Jusqu’à quand le secteur de l’énergie paiera-t-il le prix des défaillances de ses gestionnaires

À chaque nouvelle crise, les interrogations ressurgissent sur la gestion de l’un des secteurs les plus stratégiques de la Mauritanie : celui de l’énergie et du pétrole. Après des mois de promesses et de déclarations rassurantes, les longues files d’attente sont réapparues devant les stations-service de Nouakchott, dans une scène devenue récurrente et préoccupante. Pendant ce temps, le ministère garde le silence, sans fournir d’explications à l’opinion publique ni présenter un plan clair pour sortir de cette nouvelle crise.

Le dossier des carburants n’est d’ailleurs qu’un des nombreux sujets qui alimentent les interrogations sur les performances du secteur.

À ce jour, le projet de développement du champ gazier de Bir Allah n’a toujours pas réussi à attirer l’investisseur ou le partenaire capable de le faire entrer dans sa phase de réalisation, malgré son importance stratégique pour l’économie nationale.

Par ailleurs, le projet d’exploitation du gaz du champ de Banda demeure au point mort, près de deux ans après la signature d’un protocole d’accord avec la société GoGas. Durant cette période, aucune mise en œuvre concrète n’a été engagée. Des informations persistantes indiquent que cette société continue de rechercher des bailleurs de fonds et des partenaires pour financer le projet, ce qui soulève des interrogations sur sa capacité technique et financière au moment de sa sélection. Ces interrogations sont d’autant plus fortes que le projet avait auparavant été discuté avec un consortium de grandes entreprises disposant d’une solide expérience et de capacités financières reconnues.

À cela s’ajoute l’incident de l’effondrement partiel des réservoirs de stockage de carburant en cours de construction à Nouakchott, à la suite de vents qui n’ont pas été présentés comme exceptionnels. Cet événement a, lui aussi, ravivé les interrogations sur le niveau de contrôle technique exercé sur des infrastructures stratégiques qui devraient répondre aux normes les plus exigeantes en matière de qualité et de sécurité.

Pris isolément, chacun de ces dossiers peut avoir des explications d’ordre technique ou administratif. Mais leur accumulation en si peu de temps rend difficile de les considérer comme de simples incidents sans lien entre eux. Les citoyens ne jugent pas un secteur à l’aune des communiqués officiels, mais des résultats concrets : la disponibilité des carburants, l’avancement des projets, le respect des calendriers et la qualité des réalisations.

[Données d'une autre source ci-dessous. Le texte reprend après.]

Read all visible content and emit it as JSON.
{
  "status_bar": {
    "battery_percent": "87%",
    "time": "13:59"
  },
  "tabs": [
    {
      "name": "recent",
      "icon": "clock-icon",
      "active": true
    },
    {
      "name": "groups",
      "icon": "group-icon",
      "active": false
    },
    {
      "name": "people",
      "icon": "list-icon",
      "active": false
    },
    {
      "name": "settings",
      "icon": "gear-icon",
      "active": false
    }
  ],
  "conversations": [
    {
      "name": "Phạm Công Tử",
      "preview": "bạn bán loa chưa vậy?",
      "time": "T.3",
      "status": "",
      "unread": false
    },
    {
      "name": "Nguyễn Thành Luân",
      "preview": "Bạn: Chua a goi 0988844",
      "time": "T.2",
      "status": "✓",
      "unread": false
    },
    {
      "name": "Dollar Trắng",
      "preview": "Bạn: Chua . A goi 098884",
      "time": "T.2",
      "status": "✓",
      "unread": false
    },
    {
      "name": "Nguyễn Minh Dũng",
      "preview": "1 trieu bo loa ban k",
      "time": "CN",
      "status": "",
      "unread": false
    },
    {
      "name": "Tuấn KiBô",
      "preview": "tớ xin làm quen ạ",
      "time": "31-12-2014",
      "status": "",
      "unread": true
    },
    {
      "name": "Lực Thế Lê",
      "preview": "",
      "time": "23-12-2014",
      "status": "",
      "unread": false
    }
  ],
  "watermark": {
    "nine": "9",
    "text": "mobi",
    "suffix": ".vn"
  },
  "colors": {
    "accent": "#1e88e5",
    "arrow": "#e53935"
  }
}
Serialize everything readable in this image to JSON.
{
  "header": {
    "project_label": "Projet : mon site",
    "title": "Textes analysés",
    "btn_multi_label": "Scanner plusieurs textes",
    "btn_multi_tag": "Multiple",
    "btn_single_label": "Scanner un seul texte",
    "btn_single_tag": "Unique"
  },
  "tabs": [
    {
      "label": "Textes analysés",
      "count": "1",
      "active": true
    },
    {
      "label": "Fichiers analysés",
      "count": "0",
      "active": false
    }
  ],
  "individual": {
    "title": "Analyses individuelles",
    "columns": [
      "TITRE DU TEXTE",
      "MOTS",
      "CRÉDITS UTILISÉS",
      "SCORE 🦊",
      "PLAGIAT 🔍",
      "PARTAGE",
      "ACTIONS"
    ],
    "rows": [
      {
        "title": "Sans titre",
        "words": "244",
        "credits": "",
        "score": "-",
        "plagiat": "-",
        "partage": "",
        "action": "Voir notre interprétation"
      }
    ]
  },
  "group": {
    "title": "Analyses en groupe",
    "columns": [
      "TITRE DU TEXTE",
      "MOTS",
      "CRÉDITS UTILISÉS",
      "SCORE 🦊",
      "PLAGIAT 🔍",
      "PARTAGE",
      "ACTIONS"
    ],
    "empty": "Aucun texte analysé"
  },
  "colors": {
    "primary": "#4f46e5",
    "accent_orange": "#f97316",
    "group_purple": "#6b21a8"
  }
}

La gestion d’un secteur aussi stratégique que celui de l’énergie exige un haut niveau de transparence et de redevabilité, d’autant plus qu’il touche directement à la sécurité énergétique, aux investissements majeurs et à l’avenir économique du pays. L’opinion publique est donc en droit d’attendre du ministère de l’Énergie et du Pétrole des explications précises sur les causes des retards de certains projets, sur les raisons de la récurrence des pénuries de carburant et sur les mesures prises pour éviter qu’elles ne se reproduisent.

En définitive, la réussite d’un ministre ne se mesure ni au nombre de conférences de presse ni aux promesses annoncées, mais à sa capacité à produire des résultats, à corriger les dysfonctionnements et à assumer sa responsabilité politique lorsque les crises deviennent récurrentes.